Detail Kesepakatan Tarif Impor Nol Persen
Perjanjian ART tersebut secara khusus mengatur pembebasan bea masuk atau tarif impor 0 persen bagi 1.819 produk asal Indonesia yang masuk ke pasar Amerika Serikat. Budi Santoso menegaskan bahwa dengan adanya fasilitas ini, komoditas unggulan nasional memiliki peluang lebih besar untuk bersaing di pasar global.
“Kita targetnya naik, target kita harus naik. Karena kan begini, sekarang kan sudah beberapa komoditas 0 persen, komoditas unggulan kita itu ya yang bisa masuk ke sana. Nah otomatis ya seharusnya naik dong,” ujar Budi di Jakarta, Jumat (20/2/2026).
Selain pembebasan tarif untuk ribuan produk, Menteri Koordinator Bidang Perekonomian Airlangga Hartarto menambahkan bahwa perjanjian ini juga menurunkan tarif impor umum dari 32 persen menjadi 19 persen untuk produk lainnya.
Komoditas Unggulan dan Penyerapan Tenaga Kerja
Sejumlah sektor strategis menjadi fokus utama dalam kesepakatan dagang ini. Produk-produk yang mendapatkan tarif 0 persen meliputi:
- Kelapa sawit
- Kopi dan kakao
- Rempah-rempah
- Alat pesawat terbang
- Elektronik dan semikonduktor
- Apparel dan tekstil (melalui skema tariff-rate quota atau TRQ)

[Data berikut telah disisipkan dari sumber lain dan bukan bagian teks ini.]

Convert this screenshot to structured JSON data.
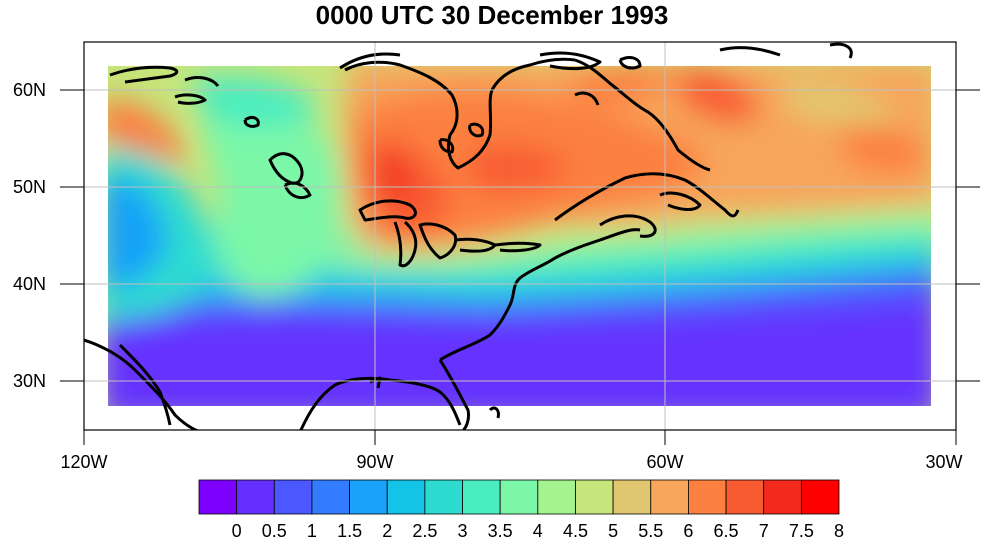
{
  "title": "0000 UTC 30 December 1993",
  "axes": {
    "lat_labels": [
      {
        "text": "60N",
        "value": 60
      },
      {
        "text": "50N",
        "value": 50
      },
      {
        "text": "40N",
        "value": 40
      },
      {
        "text": "30N",
        "value": 30
      }
    ],
    "lon_labels": [
      {
        "text": "120W",
        "value": -120
      },
      {
        "text": "90W",
        "value": -90
      },
      {
        "text": "60W",
        "value": -60
      },
      {
        "text": "30W",
        "value": -30
      }
    ],
    "lat_range": [
      25,
      65
    ],
    "lon_range": [
      -120,
      -30
    ]
  },
  "colorbar": {
    "labels": [
      "0",
      "0.5",
      "1",
      "1.5",
      "2",
      "2.5",
      "3",
      "3.5",
      "4",
      "4.5",
      "5",
      "5.5",
      "6",
      "6.5",
      "7",
      "7.5",
      "8"
    ],
    "colors": [
      "#7e00ff",
      "#6530ff",
      "#4b58ff",
      "#327dff",
      "#18a2f8",
      "#14c4e8",
      "#2ddbd0",
      "#4aedc0",
      "#7cf7a8",
      "#a5f38f",
      "#c6e57b",
      "#e1c870",
      "#f7a65c",
      "#fc8040",
      "#f85a32",
      "#f22a1e",
      "#ff0000"
    ]
  },
  "field": {
    "extent_lon": [
      -117.5,
      -32.5
    ],
    "extent_lat": [
      27.5,
      62.5
    ],
    "description_level_min": 0,
    "description_level_max": 8
  }
}
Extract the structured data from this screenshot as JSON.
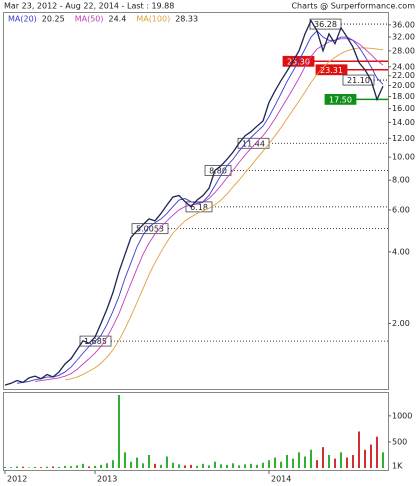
{
  "chart_data": [
    {
      "type": "line",
      "title": "Mar 23, 2012 - Aug 22, 2014 - Last : 19.88",
      "source": "Charts @ Surperformance.com",
      "log_scale": true,
      "xlim": [
        0,
        63
      ],
      "xticks": [
        {
          "value": 0,
          "label": "2012"
        },
        {
          "value": 15,
          "label": "2013"
        },
        {
          "value": 44,
          "label": "2014"
        }
      ],
      "ylim": [
        1.07,
        40
      ],
      "yticks": [
        {
          "value": 36,
          "label": "36.00"
        },
        {
          "value": 32,
          "label": "32.00"
        },
        {
          "value": 28,
          "label": "28.00"
        },
        {
          "value": 24,
          "label": "24.00"
        },
        {
          "value": 22,
          "label": "22.00"
        },
        {
          "value": 20,
          "label": "20.00"
        },
        {
          "value": 18,
          "label": "18.00"
        },
        {
          "value": 16,
          "label": "16.00"
        },
        {
          "value": 14,
          "label": "14.00"
        },
        {
          "value": 12,
          "label": "12.00"
        },
        {
          "value": 10,
          "label": "10.00"
        },
        {
          "value": 8,
          "label": "8.00"
        },
        {
          "value": 6,
          "label": "6.00"
        },
        {
          "value": 4,
          "label": "4.00"
        },
        {
          "value": 2,
          "label": "2.00"
        }
      ],
      "series": [
        {
          "color": "#1c2750",
          "values": [
            1.1,
            1.12,
            1.15,
            1.13,
            1.18,
            1.2,
            1.17,
            1.22,
            1.19,
            1.25,
            1.35,
            1.42,
            1.55,
            1.69,
            1.65,
            1.75,
            2.0,
            2.3,
            2.7,
            3.3,
            3.9,
            4.6,
            4.9,
            5.2,
            5.5,
            5.4,
            5.8,
            6.3,
            6.8,
            6.9,
            6.5,
            6.18,
            6.6,
            6.9,
            7.4,
            8.8,
            9.2,
            9.8,
            10.5,
            11.44,
            12.3,
            12.8,
            13.5,
            14.2,
            17,
            19,
            21,
            23,
            25.3,
            28,
            33,
            37.5,
            34,
            28,
            33,
            30,
            35,
            32,
            29,
            25,
            23.3,
            21.1,
            17.5,
            19.88
          ]
        },
        {
          "name": "MA(20)",
          "last": 20.25,
          "color": "#3b3bd0",
          "values": [
            null,
            null,
            1.12,
            1.13,
            1.14,
            1.16,
            1.17,
            1.19,
            1.19,
            1.21,
            1.25,
            1.31,
            1.4,
            1.5,
            1.6,
            1.68,
            1.78,
            1.98,
            2.25,
            2.6,
            3.1,
            3.6,
            4.2,
            4.7,
            5.1,
            5.3,
            5.5,
            5.8,
            6.2,
            6.6,
            6.7,
            6.5,
            6.4,
            6.5,
            6.9,
            7.6,
            8.4,
            9.2,
            9.8,
            10.6,
            11.4,
            12.1,
            12.8,
            13.5,
            14.8,
            16.5,
            18.5,
            20.8,
            23,
            25.5,
            28.5,
            32,
            34,
            32,
            31,
            31,
            32,
            32,
            31,
            29,
            26.5,
            24,
            21.5,
            20.25
          ]
        },
        {
          "name": "MA(50)",
          "last": 24.4,
          "color": "#c040c0",
          "values": [
            null,
            null,
            null,
            null,
            null,
            1.14,
            1.15,
            1.16,
            1.17,
            1.18,
            1.2,
            1.23,
            1.28,
            1.35,
            1.42,
            1.5,
            1.6,
            1.75,
            1.95,
            2.2,
            2.55,
            2.95,
            3.4,
            3.9,
            4.35,
            4.75,
            5.1,
            5.4,
            5.7,
            6.0,
            6.2,
            6.3,
            6.35,
            6.45,
            6.7,
            7.1,
            7.6,
            8.2,
            8.8,
            9.5,
            10.2,
            10.9,
            11.6,
            12.3,
            13.3,
            14.5,
            16,
            17.6,
            19.4,
            21.5,
            24,
            26.5,
            28.5,
            29.5,
            30.5,
            31,
            31.5,
            31.5,
            31,
            30,
            28.5,
            27,
            25.5,
            24.4
          ]
        },
        {
          "name": "MA(100)",
          "last": 28.33,
          "color": "#e0a040",
          "values": [
            null,
            null,
            null,
            null,
            null,
            null,
            null,
            null,
            null,
            null,
            1.16,
            1.17,
            1.19,
            1.22,
            1.26,
            1.3,
            1.36,
            1.44,
            1.55,
            1.7,
            1.9,
            2.15,
            2.45,
            2.8,
            3.2,
            3.6,
            4.0,
            4.4,
            4.8,
            5.1,
            5.4,
            5.6,
            5.8,
            5.95,
            6.1,
            6.3,
            6.6,
            7.0,
            7.5,
            8.0,
            8.6,
            9.2,
            9.9,
            10.6,
            11.4,
            12.3,
            13.3,
            14.5,
            15.8,
            17.2,
            18.8,
            20.6,
            22.3,
            23.8,
            25.2,
            26.3,
            27.3,
            28.0,
            28.5,
            28.8,
            28.8,
            28.7,
            28.5,
            28.33
          ]
        }
      ],
      "levels": [
        {
          "value": 36.28,
          "color": "#000000"
        },
        {
          "value": 25.3,
          "label": "25.30",
          "color": "#e01010"
        },
        {
          "value": 23.31,
          "color": "#e01010"
        },
        {
          "value": 21.1,
          "label": "21.10",
          "color": "#000000"
        },
        {
          "value": 17.5,
          "label": "17.50",
          "color": "#10901a"
        },
        {
          "value": 11.44,
          "color": "#000000"
        },
        {
          "value": 8.8,
          "label": "8.80",
          "color": "#000000"
        },
        {
          "value": 6.18,
          "color": "#000000"
        },
        {
          "value": 5.0053,
          "color": "#000000"
        },
        {
          "value": 1.685,
          "color": "#000000"
        }
      ]
    },
    {
      "type": "bar",
      "unit": "1K",
      "ylim": [
        0,
        1400
      ],
      "yticks": [
        500,
        1000
      ],
      "up_color": "#30b030",
      "down_color": "#d03030",
      "values": [
        20,
        15,
        30,
        25,
        10,
        20,
        15,
        25,
        30,
        20,
        40,
        35,
        50,
        80,
        30,
        40,
        60,
        90,
        150,
        1400,
        300,
        120,
        200,
        90,
        250,
        80,
        60,
        220,
        100,
        70,
        50,
        60,
        40,
        80,
        50,
        120,
        70,
        60,
        90,
        50,
        70,
        80,
        60,
        100,
        150,
        200,
        120,
        250,
        180,
        300,
        220,
        350,
        150,
        400,
        250,
        180,
        300,
        200,
        250,
        700,
        350,
        450,
        600,
        300
      ]
    }
  ]
}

Khusus untuk sektor apparel dan tekstil, kebijakan ini diperkirakan akan memberikan dampak positif langsung bagi keberlangsungan lapangan kerja bagi sekitar 4 juta pekerja di Indonesia.
Pertumbuhan Ekspor dan Potensi Investasi
Budi Santoso menilai kesepakatan bilateral ini tidak hanya memperluas akses pasar, tetapi juga berpotensi menarik investasi asing berorientasi ekspor ke tanah air. Menurutnya, jika investor memproduksi barang manufaktur yang kompetitif di Indonesia, maka pertumbuhan ekspor akan terakselerasi lebih cepat.

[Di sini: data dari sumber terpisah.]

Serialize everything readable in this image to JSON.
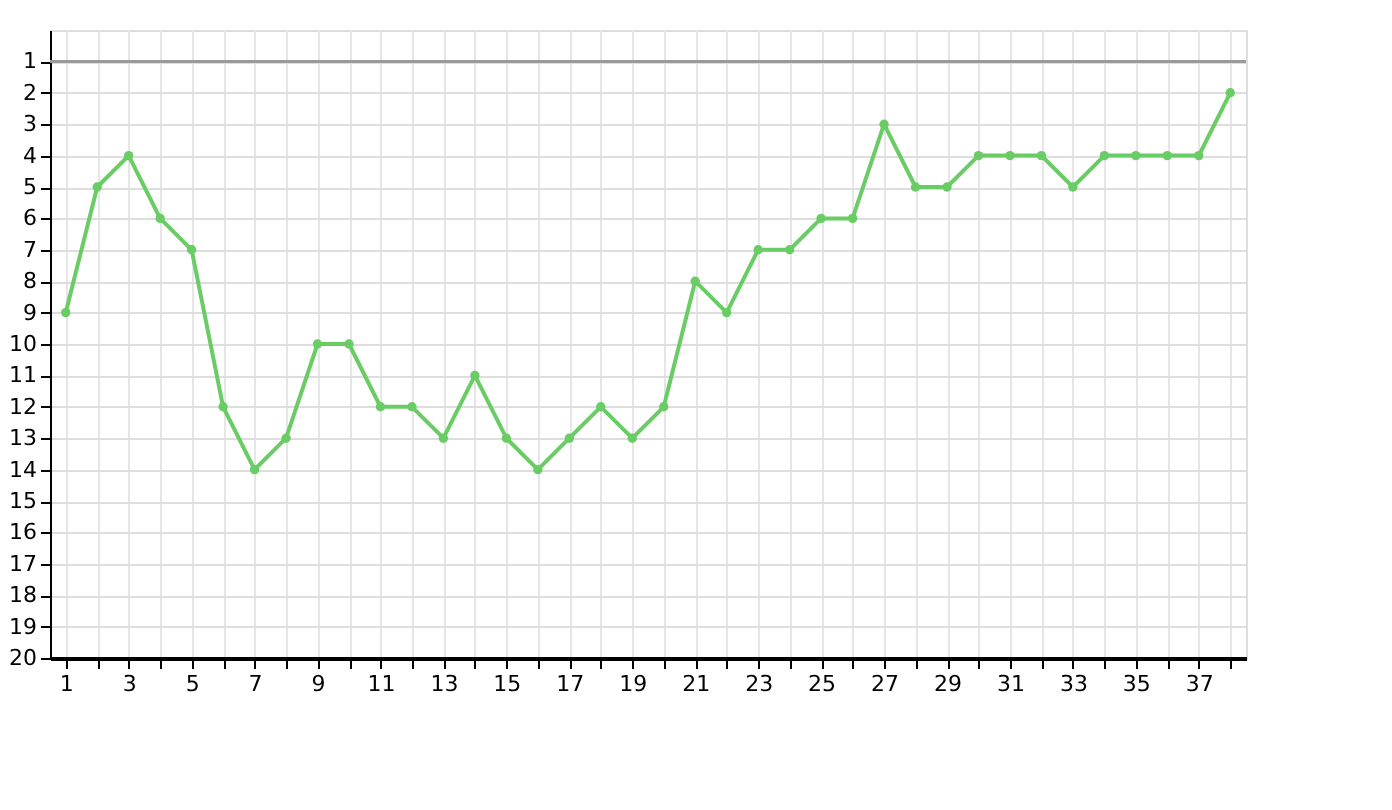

Berdasarkan data Kementerian Perdagangan, kinerja ekspor Indonesia ke AS menunjukkan tren positif sepanjang tahun 2025. Berikut adalah rincian capaian perdagangan kedua negara:
| Indikator Perdagangan (2025) | Nilai (USD) | Pertumbuhan (%) |
|---|---|---|
| Total Ekspor ke AS | 30,958 juta | 16,66% |
| Total Impor dari AS | 12,846 juta | 6,87% |
| Surplus Perdagangan | 18,112 juta | 24,76% |
Pencapaian surplus perdagangan dengan Amerika Serikat tercatat sebagai yang terbesar bagi Indonesia. Budi juga mengapresiasi langkah diplomasi Presiden Prabowo Subianto di kancah internasional yang dinilai berhasil mempercepat proses berbagai perjanjian dagang, termasuk akses pasar ke kawasan Eurasia melalui I-EAEU FTA.
Informasi lengkap mengenai target ekspor dan detail kesepakatan dagang ini disampaikan melalui pernyataan resmi Menteri Perdagangan Budi Santoso dalam konferensi pers di Jakarta pada 20 Februari 2026.